6 Replies Latest reply on Aug 25, 2014 9:04 PM by kknox

    Disappointing real-time performance OpenCL and HSA

    klopwa

      Hi All,

       

      We have build an test application where we use OpenCL in combination with an AMD A10-7850K APU. The platform is Linux based and the uses a Ubuntu 11.04 distribution with an Xenomai 2.6 patch. The test application implements an FFT of an single 2D 256x256 matrix, the FFT is implemented using the clAmfFFT library. However the average execution time for the FFT lies around the 900 us (CLFFT_REAL, CLFFT_HERMITIAN_INTERLEAVED), approximately the same  as for an Intel i7-4820K using the FFTW library. As such we are wondering if others have experience with performance numbers for a FFT implementation on a AMD A10-7850K APU or comparable platform? And if the achieved performance can be improved or better values can be obtained? Also we are experiencing jitter on the results of up to 10ms, does any of you have experience with reducing this number for the described platform. For an similar Intel based platform we achive jitter values down to 10 us.

       

      Best Regards, 

      Wimar

       


        • Re: Disappointing real-time performance OpenCL and HSA
          Ziple

          Have you tried different sizes? Maybe launching the kernel is the dominant factor? Have you tried with the traditional driver (without HSA)?

            • Re: Disappointing real-time performance OpenCL and HSA
              klopwa

              Hi Ziple,

               

              We have tried several sizes, see the results below. For the first three results there is less then a factor ~4.5 (5*N^2*log2(N^2) ) between the size steps, however for the last step the factor is above ~4.5. showing that indeed for the small sizes the kernel launch is more dominant and load balancing is harder due to the small problem size.

               

              Matrix               APU

              128 x 128          400 us

              256 x 256          900 us

              512 x 512          3200 us

              1024 x 1024      15800 us

               

              With respect to the traditional diver we did not make an attempt, since the AMD A10-7850K especially benefits from its GPU computational power and without the HSA driver the GPU cannot be used as I have understood.

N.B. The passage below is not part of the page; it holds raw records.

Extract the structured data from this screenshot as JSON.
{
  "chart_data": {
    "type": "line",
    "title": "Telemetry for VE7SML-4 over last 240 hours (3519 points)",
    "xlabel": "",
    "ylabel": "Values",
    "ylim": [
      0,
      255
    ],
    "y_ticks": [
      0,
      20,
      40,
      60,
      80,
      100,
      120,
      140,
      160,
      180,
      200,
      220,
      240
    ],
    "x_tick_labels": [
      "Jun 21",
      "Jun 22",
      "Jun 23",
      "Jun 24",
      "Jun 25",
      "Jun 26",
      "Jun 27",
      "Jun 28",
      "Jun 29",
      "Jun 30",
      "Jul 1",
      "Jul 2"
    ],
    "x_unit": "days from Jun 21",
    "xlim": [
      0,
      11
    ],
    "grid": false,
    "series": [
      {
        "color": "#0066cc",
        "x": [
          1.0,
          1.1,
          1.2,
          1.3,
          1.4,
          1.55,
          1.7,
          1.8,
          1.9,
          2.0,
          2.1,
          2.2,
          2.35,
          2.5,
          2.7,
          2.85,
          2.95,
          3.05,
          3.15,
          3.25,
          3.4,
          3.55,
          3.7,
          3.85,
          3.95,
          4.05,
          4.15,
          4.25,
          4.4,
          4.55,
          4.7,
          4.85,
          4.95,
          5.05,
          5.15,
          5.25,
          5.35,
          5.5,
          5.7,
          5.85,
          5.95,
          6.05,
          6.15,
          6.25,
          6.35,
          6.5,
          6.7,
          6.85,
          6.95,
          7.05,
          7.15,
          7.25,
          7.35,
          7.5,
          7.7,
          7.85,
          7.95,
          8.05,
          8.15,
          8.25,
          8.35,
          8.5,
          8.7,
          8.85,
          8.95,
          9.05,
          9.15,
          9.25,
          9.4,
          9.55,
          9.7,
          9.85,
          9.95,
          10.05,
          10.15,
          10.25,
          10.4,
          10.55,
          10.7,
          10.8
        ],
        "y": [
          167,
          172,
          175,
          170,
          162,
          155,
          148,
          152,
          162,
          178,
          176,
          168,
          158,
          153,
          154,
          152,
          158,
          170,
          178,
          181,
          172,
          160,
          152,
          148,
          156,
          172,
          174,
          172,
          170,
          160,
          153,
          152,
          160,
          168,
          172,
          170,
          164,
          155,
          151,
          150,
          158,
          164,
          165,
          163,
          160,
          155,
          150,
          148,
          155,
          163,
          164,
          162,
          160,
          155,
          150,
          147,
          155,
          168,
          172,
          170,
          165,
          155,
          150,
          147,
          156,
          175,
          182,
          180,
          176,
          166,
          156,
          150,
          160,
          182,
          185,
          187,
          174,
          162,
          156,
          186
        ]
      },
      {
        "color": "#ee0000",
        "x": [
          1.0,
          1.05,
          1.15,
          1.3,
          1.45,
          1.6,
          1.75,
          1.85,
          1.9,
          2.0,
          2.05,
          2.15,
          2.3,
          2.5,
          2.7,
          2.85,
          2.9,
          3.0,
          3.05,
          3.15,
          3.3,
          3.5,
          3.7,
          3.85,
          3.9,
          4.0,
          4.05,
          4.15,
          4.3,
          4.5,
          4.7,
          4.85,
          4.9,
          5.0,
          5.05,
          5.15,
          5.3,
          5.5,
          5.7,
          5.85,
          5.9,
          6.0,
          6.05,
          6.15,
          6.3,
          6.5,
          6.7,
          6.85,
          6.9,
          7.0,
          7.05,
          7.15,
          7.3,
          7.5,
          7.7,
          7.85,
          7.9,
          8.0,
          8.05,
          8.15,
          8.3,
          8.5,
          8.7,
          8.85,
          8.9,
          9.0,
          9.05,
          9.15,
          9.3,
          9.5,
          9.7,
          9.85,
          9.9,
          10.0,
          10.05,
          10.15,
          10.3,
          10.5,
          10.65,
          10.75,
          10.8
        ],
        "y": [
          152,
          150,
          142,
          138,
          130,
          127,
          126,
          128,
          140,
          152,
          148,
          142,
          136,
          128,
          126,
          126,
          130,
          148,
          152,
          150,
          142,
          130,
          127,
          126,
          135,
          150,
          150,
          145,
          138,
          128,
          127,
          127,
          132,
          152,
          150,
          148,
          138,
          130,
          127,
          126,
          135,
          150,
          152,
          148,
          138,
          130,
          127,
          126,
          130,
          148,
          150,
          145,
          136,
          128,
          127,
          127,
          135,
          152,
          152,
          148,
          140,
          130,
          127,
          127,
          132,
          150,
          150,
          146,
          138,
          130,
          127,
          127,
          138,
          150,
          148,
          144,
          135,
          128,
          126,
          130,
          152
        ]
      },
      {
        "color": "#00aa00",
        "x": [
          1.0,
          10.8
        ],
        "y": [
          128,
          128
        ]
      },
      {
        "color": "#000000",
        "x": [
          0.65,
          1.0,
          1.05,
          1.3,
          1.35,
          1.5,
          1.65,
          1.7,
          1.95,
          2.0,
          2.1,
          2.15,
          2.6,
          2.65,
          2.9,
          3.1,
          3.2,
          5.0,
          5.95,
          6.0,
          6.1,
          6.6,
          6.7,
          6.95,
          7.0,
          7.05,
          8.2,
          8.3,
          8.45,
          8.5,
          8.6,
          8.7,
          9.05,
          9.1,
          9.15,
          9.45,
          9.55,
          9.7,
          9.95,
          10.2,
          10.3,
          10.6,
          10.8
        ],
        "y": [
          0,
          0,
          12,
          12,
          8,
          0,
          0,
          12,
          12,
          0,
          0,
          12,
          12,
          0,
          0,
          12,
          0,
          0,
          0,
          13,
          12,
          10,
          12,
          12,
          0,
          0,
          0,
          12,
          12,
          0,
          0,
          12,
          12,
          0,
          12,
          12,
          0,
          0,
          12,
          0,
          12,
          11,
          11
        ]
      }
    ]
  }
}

            • Re: Disappointing real-time performance OpenCL and HSA
              kknox

              Did you know that ACML 6 now ships with FFTW interfaces?  It uses clFFT on the backend for GPU compute.  We recently released v6.0.5 which incorporated FFTW speed improvements with zero copy memory.

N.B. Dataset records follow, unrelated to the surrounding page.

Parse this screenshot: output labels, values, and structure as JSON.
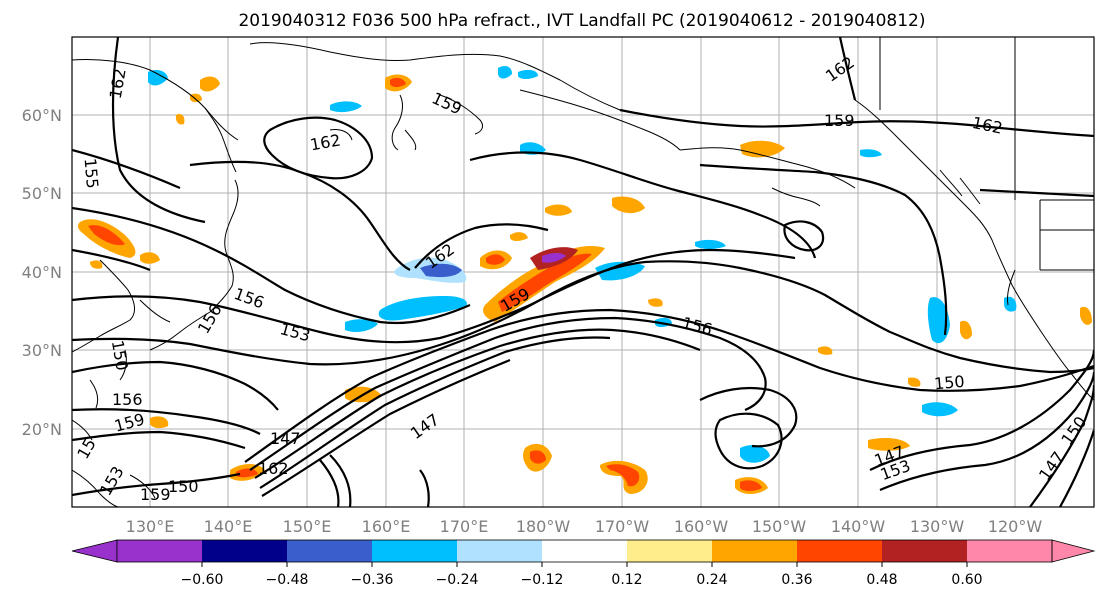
{
  "figure": {
    "title": "2019040312 F036 500 hPa refract., IVT Landfall PC (2019040612 - 2019040812)",
    "lon_labels": [
      "130°E",
      "140°E",
      "150°E",
      "160°E",
      "170°E",
      "180°W",
      "170°W",
      "160°W",
      "150°W",
      "140°W",
      "130°W",
      "120°W"
    ],
    "lat_labels": [
      "60°N",
      "50°N",
      "40°N",
      "30°N",
      "20°N"
    ],
    "contour_labels": [
      "162",
      "159",
      "162",
      "162",
      "162",
      "159",
      "162",
      "156",
      "153",
      "159",
      "156",
      "159",
      "147",
      "147",
      "150",
      "156",
      "150",
      "147",
      "150",
      "147",
      "153",
      "162",
      "159",
      "153",
      "150",
      "156",
      "155",
      "15"
    ]
  },
  "colorbar": {
    "colors": [
      "#9932cc",
      "#00008b",
      "#3a5fcd",
      "#00bfff",
      "#b0e2ff",
      "#ffffff",
      "#ffec8b",
      "#ffa500",
      "#ff4500",
      "#b22222",
      "#ff88aa"
    ],
    "tick_labels": [
      "−0.60",
      "−0.48",
      "−0.36",
      "−0.24",
      "−0.12",
      "0.12",
      "0.24",
      "0.36",
      "0.48",
      "0.60"
    ]
  }
}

              http://devgurus.amd.com/thread/169293

               

              Hopefully, it's just a recompile of the existing FFTW code that you wrote. 

                • Re: Disappointing real-time performance OpenCL and HSA
                  klopwa

                  Hi Kknox,

                   

                  Thanks for the tip, however my current application is not directly portable to the suggested library so it will take some time to test. Since we are already using the clAmdFFt library do you expect additional performance gain when we implement it by using the ACML library?

                    • Re: Disappointing real-time performance OpenCL and HSA
                      kknox

                      Hi klopwa,

                       

                      You mentioned in your original post that you had written a timing program for Intel & FFTW.  I was just thinking that you could recompile that to work with ACML; ACML now ships with a FFTW.h file.  All you need to do is link in acml_fftw.so.

                       

                      You mention that you are running on an HSA stack because you are trying to take advantage of HSA features; I assume the shared virtual memory.  When you were benchmarking with clAmdFft, did you allocate your buffers in zero-copy memory?  That could be a cause of the disappointing real-time performance.  The reason that I recommend the ACML 6 acml_fftw library is that all the OpenCL code is hidden behind the FFTW API; our library does the opencl state management.  In v6.0.5, we allocate the OpenCL buffers with zero-copy semantics and our internal benchmarks showed a performance uplift.  If you decide to try it, let me know if you see better performance.

                       

                      Btw, whenever i see a post mention clAmdFft or clAmdBlas, I like to mention that we open sourced those libraries.  You can find them at clMathLibraries.